Sein Sohn Boleslaw I. unterstützte die Feldzüge des deutschen Kaisers, wobei er sein Staatsgebiet durch Eroberung Kleinpolens und das Mündungsgebiets der Weichsel erweiterte. Er unterstützte den dt. Kaiser Otto III. bei seinen Plänen zur Errichtung eines christlichen Weltreiches , zu dem auch die "Sclavina", das Slavenreich gehören sollte. Im Jahre 1000 gestattete der Kaiser - in Absprache mit Rom - die Errichtung des Erzbistums Gnesen als eigene Kirchenprovinz (mit den Bistümern Breslau, Krakau, Kolberg, Posen). Dies ermöglichte den Aufbau einer polnischen Kirchenorganisation, die die Lösung Polens vom deutschen Reich begünstigte. Otto III. hatte u.a. Boleslaw vom tributarius zum dominus erhoben.
1024 ließ er sich mit Zustimmung des Papstes Johannes XIX. in Gnesen zum polnischen König krönen.
Doch seine Nachfolger konnten die eroberten Gebiete, wie Pommern, Schlesien und die Marken westlich der Oder, nicht halten. Durch Adelsstreitigkeiten verloren sie auch die Königswürde.

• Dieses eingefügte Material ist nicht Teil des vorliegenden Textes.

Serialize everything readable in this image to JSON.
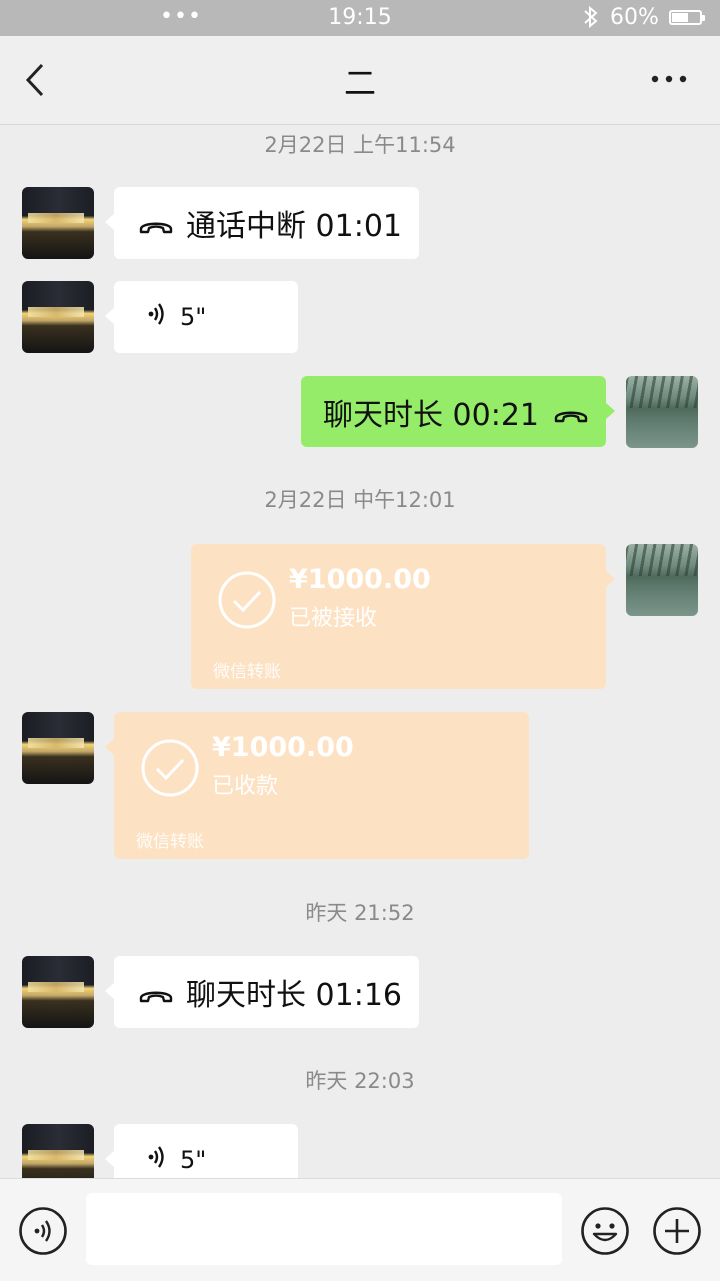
{
  "status_bar": {
    "dots": "•••",
    "time": "19:15",
    "bluetooth_icon": "bluetooth-icon",
    "battery_text": "60%",
    "battery_level": 0.6
  },
  "nav": {
    "title": "二",
    "back_icon": "chevron-left-icon",
    "more_icon": "more-dots-icon"
  },
  "messages": {
    "ts1": "2月22日 上午11:54",
    "call1_text": "通话中断 01:01",
    "voice1_text": "5\"",
    "call2_text": "聊天时长 00:21",
    "ts2": "2月22日 中午12:01",
    "transfer1": {
      "amount": "¥1000.00",
      "status": "已被接收",
      "brand": "微信转账"
    },
    "transfer2": {
      "amount": "¥1000.00",
      "status": "已收款",
      "brand": "微信转账"
    },
    "ts3": "昨天 21:52",
    "call3_text": "聊天时长 01:16",
    "ts4": "昨天 22:03",
    "voice2_text": "5\""
  },
  "input_bar": {
    "voice_icon": "voice-toggle-icon",
    "emoji_icon": "emoji-icon",
    "plus_icon": "plus-icon",
    "input_value": ""
  },
  "colors": {
    "sent_bubble": "#95ec69",
    "received_bubble": "#ffffff",
    "transfer_card": "#fde1c3",
    "background": "#ededed"
  }
}
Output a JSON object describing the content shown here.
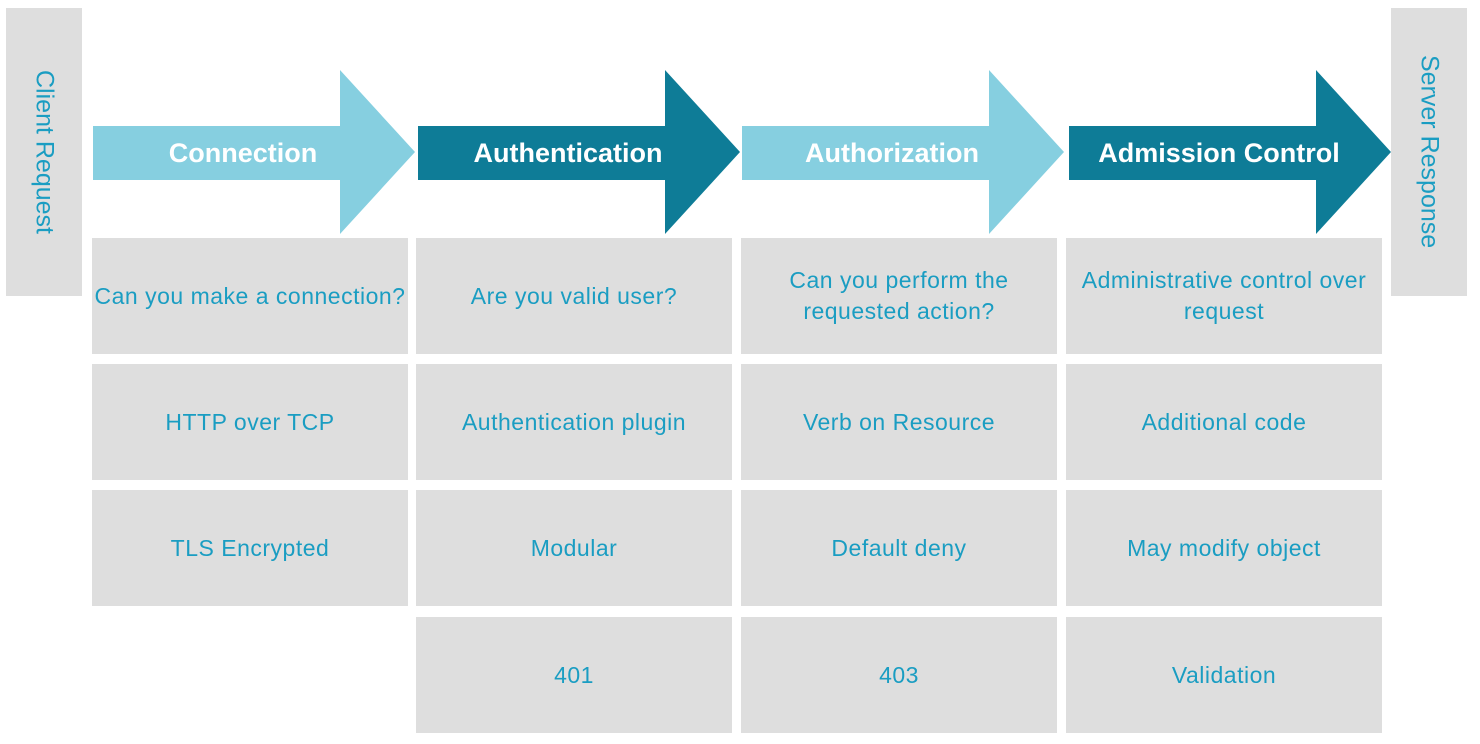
{
  "endpoints": {
    "start": "Client Request",
    "end": "Server Response"
  },
  "colors": {
    "light_arrow": "#86cfe0",
    "dark_arrow": "#0e7c97",
    "cell_bg": "#dedede",
    "cell_text": "#1a9dc2"
  },
  "stages": [
    {
      "name": "Connection",
      "style": "light",
      "rows": [
        "Can you make a connection?",
        "HTTP over TCP",
        "TLS Encrypted",
        ""
      ]
    },
    {
      "name": "Authentication",
      "style": "dark",
      "rows": [
        "Are you valid user?",
        "Authentication plugin",
        "Modular",
        "401"
      ]
    },
    {
      "name": "Authorization",
      "style": "light",
      "rows": [
        "Can you perform the requested action?",
        "Verb on Resource",
        "Default deny",
        "403"
      ]
    },
    {
      "name": "Admission Control",
      "style": "dark",
      "rows": [
        "Administrative control over request",
        "Additional code",
        "May modify object",
        "Validation"
      ]
    }
  ]
}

Boleslaw III. konnte zwar wiederum Pommern für Polen gewinnen, durch sein Testament führte er jedoch die Senioratsverfassung ein, wonach -altslavischer Tradition gleichberechtigter Erbfolge im männlichen Stamm folgend - das Reich unter seine fünf Söhne unter dem Seniorat des Ältesten (mit Sitz in Krakau) aufgeteilt wurde. Die darauf folgenden Kämpfe unter den Herrschaftshäusern um das Primat und die Vergrößerung des Geschlechts bewirkten weitere Aufteilungen, die im 13. Jahrhundert zu 20 Kleinstaaten führten.

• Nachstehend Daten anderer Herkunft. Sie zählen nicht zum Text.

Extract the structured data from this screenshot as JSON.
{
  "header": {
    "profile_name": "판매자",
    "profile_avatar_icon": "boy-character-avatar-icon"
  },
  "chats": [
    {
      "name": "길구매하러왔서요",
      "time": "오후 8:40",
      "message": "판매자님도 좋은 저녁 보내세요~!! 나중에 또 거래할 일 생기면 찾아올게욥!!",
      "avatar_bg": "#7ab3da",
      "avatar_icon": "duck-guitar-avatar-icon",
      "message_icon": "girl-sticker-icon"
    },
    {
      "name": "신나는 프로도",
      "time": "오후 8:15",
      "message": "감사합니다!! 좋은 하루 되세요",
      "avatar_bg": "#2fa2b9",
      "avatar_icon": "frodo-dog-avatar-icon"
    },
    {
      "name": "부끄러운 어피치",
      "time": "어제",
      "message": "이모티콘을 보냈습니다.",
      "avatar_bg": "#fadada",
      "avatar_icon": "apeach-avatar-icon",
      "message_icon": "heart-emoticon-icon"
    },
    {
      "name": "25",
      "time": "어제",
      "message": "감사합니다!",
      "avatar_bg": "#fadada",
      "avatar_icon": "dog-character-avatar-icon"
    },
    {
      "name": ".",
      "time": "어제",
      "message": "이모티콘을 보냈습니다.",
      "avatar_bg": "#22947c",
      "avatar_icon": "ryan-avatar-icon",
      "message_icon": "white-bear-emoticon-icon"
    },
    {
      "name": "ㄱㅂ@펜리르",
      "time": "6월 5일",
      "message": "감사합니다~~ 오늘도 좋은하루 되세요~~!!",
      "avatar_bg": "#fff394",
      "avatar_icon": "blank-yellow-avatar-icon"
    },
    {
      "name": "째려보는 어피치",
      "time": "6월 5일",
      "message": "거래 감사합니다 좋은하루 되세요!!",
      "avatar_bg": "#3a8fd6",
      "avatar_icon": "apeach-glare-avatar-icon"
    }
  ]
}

Erst Wladislaw I. gelang es im Kampf gegen den ORDEN und die Teilfürsten mit Unterstützung der ungarischen Krone und des litauischen Großfürsten die polnischen Kernprovinzen wiederzuvereinigen und zu konsolidieren. 1320 ließ er sich in Krakau zum polnischen König krönen.
Sein Sohn Kasimir III., der Große, der letzte Piastenherrscher, konzentrierte sich auf die Reformierung des Staates. Zur Absicherung der äußeren Grenzen verzichtete er 1325 auf Schlesien und schloss 1343 den Frieden mit dem Deutschen Ritterorden.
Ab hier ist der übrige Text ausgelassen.